Un héritage familial
Didier est enfant du pays, et quel pays ! Il n’y a pas de mot pour le décrire, de pierres et de lauzes, de terre et de ciel, de roche et de glace, il est vraiment l’un des plus beaux villages de France. Père et grand-père étaient ici agriculteurs, il y a donc un peu d’atavisme dans le fait que Didier soit aussi dans le métier. « Oui, mais j’ai vraiment choisi d’élever des brebis quand d’autres ont opté pour les vaches, tarine et abondance. »
"Ici, c’est la Nature qui dicte aux hommes"
Bonneval sur Arc, le 10 juillet 2024. A l’Est, le Roc du Mulinet percute le ciel à 3 442 m, sur ses flancs le glacier éponyme, on le voit bien de Bonneval. La neige encore présente au-dessus du village, signe un hiver qui s’est invité jusqu’au milieu du printemps. Et en juillet, on ne sait toujours pas sur quel pied danser avec la météo ! Didier Anselmet s’adapte. Comme tous ses collègues agriculteurs dans ce merveilleux fond de vallée, il n’a pas le choix : « Ici c’est la Nature qui dicte aux hommes. »
Je le retrouve au volant de son tracteur, dans une pâture autour du village, occupé par le fourrage. On avait prévu de se voir autour d’une table, mais le ciel encore incertain l’a ramené presto au pré bien avant le rendez-vous. Alors, on a fait l’interview dans la cabine du Massey Ferguson ! Le fond et la forme y était. Depuis ce matin, il fait des balles de foin et les enrubanne dans un film protecteur. Il lui en faudra 50 à 60 tonnes pour que son troupeau de 180 brebis passe bien l’hiver prochain. « Le foin était pile à point pour être fauché », lâche-t-il avec satisfaction, et en plus il a pu faire le travail avant une pluie annoncée à la mi-journée.
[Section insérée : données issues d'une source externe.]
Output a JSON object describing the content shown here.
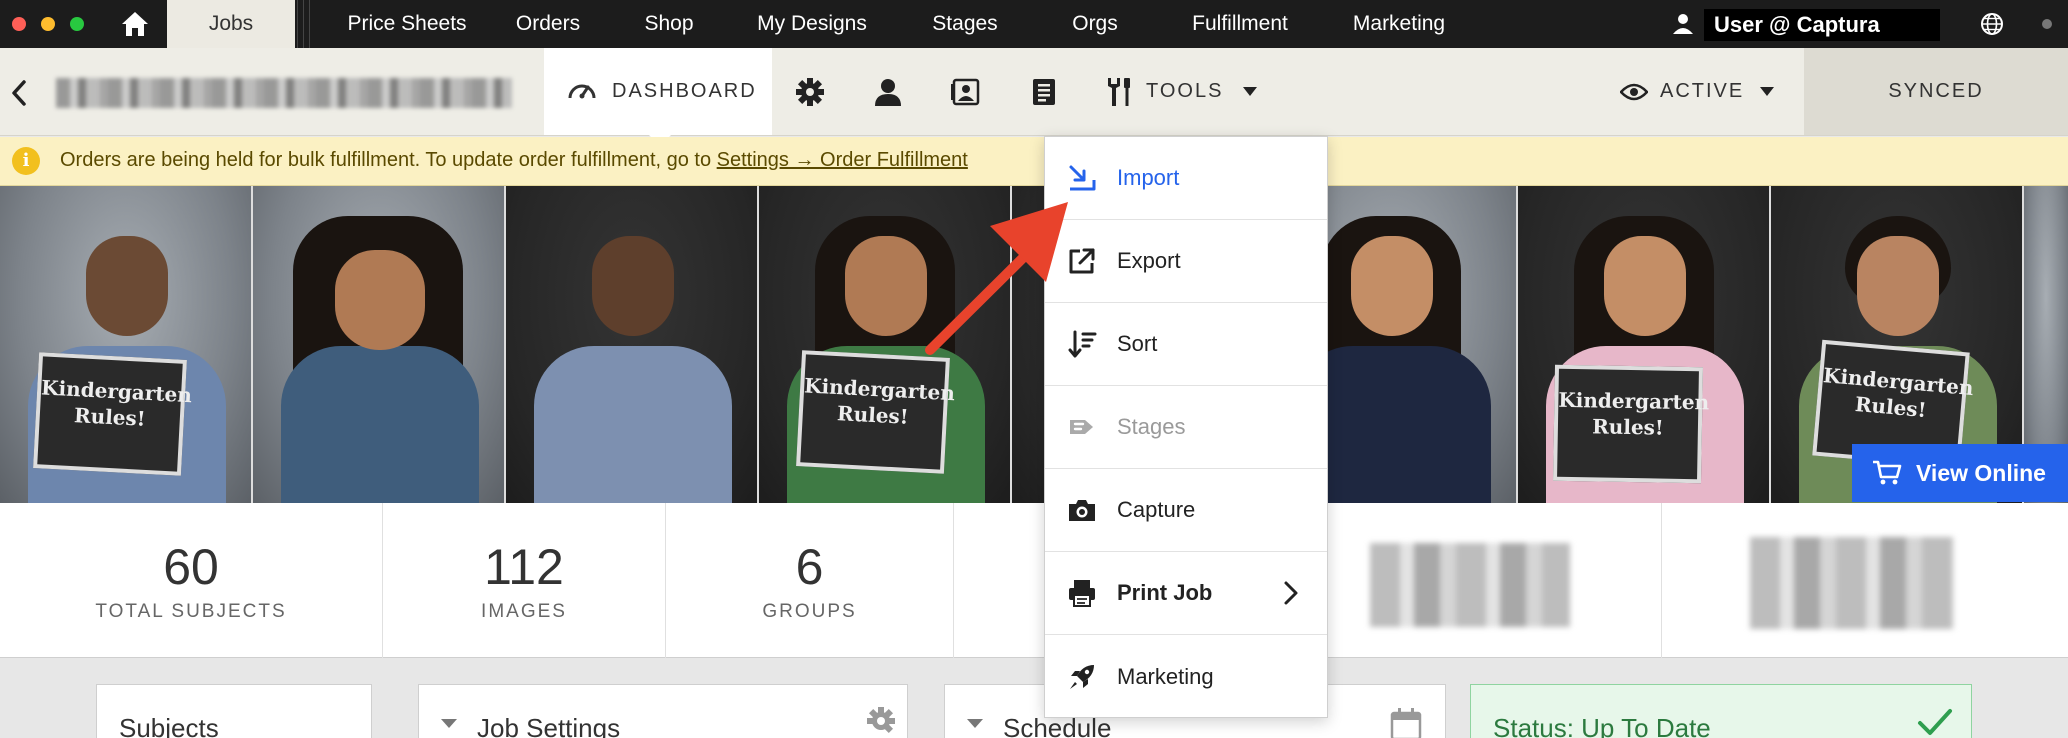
{
  "topbar": {
    "tabs": [
      "Jobs",
      "Price Sheets",
      "Orders",
      "Shop",
      "My Designs",
      "Stages",
      "Orgs",
      "Fulfillment",
      "Marketing"
    ],
    "user": "User @ Captura"
  },
  "subbar": {
    "dashboard_label": "DASHBOARD",
    "tools_label": "TOOLS",
    "active_label": "ACTIVE",
    "synced_label": "SYNCED"
  },
  "banner": {
    "text": "Orders are being held for bulk fulfillment. To update order fulfillment, go to ",
    "link": "Settings → Order Fulfillment"
  },
  "photos": {
    "sign_line1": "Kindergarten",
    "sign_line2": "Rules!",
    "view_online": "View Online"
  },
  "stats": [
    {
      "value": "60",
      "label": "TOTAL SUBJECTS"
    },
    {
      "value": "112",
      "label": "IMAGES"
    },
    {
      "value": "6",
      "label": "GROUPS"
    }
  ],
  "panels": {
    "subjects": "Subjects",
    "job_settings": "Job Settings",
    "schedule": "Schedule",
    "status": "Status: Up To Date"
  },
  "tools_menu": [
    {
      "label": "Import",
      "icon": "import-icon"
    },
    {
      "label": "Export",
      "icon": "export-icon"
    },
    {
      "label": "Sort",
      "icon": "sort-icon"
    },
    {
      "label": "Stages",
      "icon": "stages-icon"
    },
    {
      "label": "Capture",
      "icon": "camera-icon"
    },
    {
      "label": "Print Job",
      "icon": "printer-icon"
    },
    {
      "label": "Marketing",
      "icon": "rocket-icon"
    }
  ],
  "colors": {
    "accent_blue": "#2563eb",
    "annotation_red": "#e8432c",
    "banner_yellow": "#fbf1c3"
  }
}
C’est l’effet kiss cool !
Un élevage d’ovins adapté aux alpages
Ses bêtes à lui sont des thônes et marthod, la race ovine emblématique de la Savoie, reconnaissable à sa toison blanche, son museau noir comme le tour de ses yeux, ses oreilles et l’extrémité de ses membres. Il les élève pour la viande : « J’ai toujours eu une “approche agricole brebis”. C’est ce que je voulais faire, et ça tombait bien parce que nous avons des pâturages plus appropriés aux ovins qu’aux bovins, en haute altitude jusqu’à 2 700 m. »
Son troupeau s’est renouvelé au printemps, les brebis ont mis bas et 190 agneaux grandissent dans les alpages de Bonneval, tout l’été, puis seront vendus en septembre.
L’hiver, les brebis prendront bien moins de temps aux éleveurs, quand elles seront à l’étable, dans la zone agricole du village. Il faudra « juste » les nourrir le matin et le soir et veiller à leur bien-être.
On a un beau village, il faut le faire durer !
Résilience et attachement : l’équilibre de la vie montagnarde
Il y a quelques années, Didier a épousé Melissa. Enfant elle venait passer ses vacances à Bonneval. Elle est tombée amoureuse, et pas que des montagnes. Ils ont deux jeunes enfants qui en rejoignent plus d’une trentaine d’autres à l’école du village, de septembre à juin. Tous deux sont biactifs : l’été accaparés par les tâches agricoles, l’hiver travaillant dans le tourisme, Didier en tant que moniteur de ski et Melissa à la vente dans un magasin d’articles de sport.
Didier est un homme heureux. « Le métier n’est pas toujours rose » (euphémisme) et il est même plein de contraintes, la présence du loup ajoutant encore des incertitudes, voire des angoisses ! « On vit avec la prédation, des filets de protection, un berger, des chiens, beaucoup de gestion administrative agricole (la paperasse) … » Mais il se sent en harmonie avec son environnement. Il a construit sa maison de ses mains, aidé par d’autres mains du village ; il sait pouvoir compter sur d’autres agriculteurs en cas de besoin, et sur son père, Louis, et son oncle, André, et c’est réciproque, car ici, on s’entraide.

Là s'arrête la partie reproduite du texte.